People are definitely gonna try to use it for things more complicated than that, and that'll be a mistake, and it will be costly, but the far side of it could be pretty cool actually. Admittedly I have an optimistic disposition.
~~I have yet to be impressed.~~ I’m not very convinced*. I asked for format type mappings between Pipewire, WebGpu, and Vulcan and both ChatGPT and Gemini failed very badly only providing the most common type mappings. This should be a wildly easy task, something any programmer or even beginner programmers can complete. It’s just very boring, mundane, buffer shifting like work. It almost feels like pencil pushing.
Why couldn’t they do it?
Hence the "are going to get better" and "3-5 years".
Are you using real agents or the free chats on the web, because the latter ones are really dumb. Even when you ask them to search the web for basis you don't get much success.
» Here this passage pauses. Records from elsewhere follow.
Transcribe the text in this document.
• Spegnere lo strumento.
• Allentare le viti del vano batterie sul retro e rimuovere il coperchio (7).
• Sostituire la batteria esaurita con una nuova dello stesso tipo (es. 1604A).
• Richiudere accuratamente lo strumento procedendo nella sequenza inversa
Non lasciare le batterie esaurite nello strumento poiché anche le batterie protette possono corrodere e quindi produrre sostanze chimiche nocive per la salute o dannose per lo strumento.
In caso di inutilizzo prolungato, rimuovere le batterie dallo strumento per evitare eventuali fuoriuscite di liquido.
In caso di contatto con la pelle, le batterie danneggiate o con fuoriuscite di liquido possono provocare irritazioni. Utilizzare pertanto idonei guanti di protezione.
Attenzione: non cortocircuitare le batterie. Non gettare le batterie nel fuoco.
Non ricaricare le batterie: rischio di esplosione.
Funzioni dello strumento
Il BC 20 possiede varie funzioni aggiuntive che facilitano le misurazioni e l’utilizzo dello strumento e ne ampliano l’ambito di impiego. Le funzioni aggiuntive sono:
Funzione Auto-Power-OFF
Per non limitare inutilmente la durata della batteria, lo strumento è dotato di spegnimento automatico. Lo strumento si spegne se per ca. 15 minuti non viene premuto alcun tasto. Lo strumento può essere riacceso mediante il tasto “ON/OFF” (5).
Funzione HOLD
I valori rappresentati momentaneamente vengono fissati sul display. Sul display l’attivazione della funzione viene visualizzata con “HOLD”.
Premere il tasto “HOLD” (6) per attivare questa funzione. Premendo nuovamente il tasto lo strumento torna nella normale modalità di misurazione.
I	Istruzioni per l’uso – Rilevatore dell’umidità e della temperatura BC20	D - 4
But they do work, maybe not as a full replacement but my god the amount of boilerplate I can avoid in creating unit tests from scratch. Extracting and finding information in the code base is also useful, not everything is an easy text search of tracing a few code paths. It's an incredible tool for these kinds of work.
If it becomes harder to tell the difference then it also means it's closer to matching reality. And todays AI can do very impressive "reasoning", managing to debug complex issues I have had.
The most important part is that you as developer is fully responsible and can stand behind what they do and deliver using AI agents.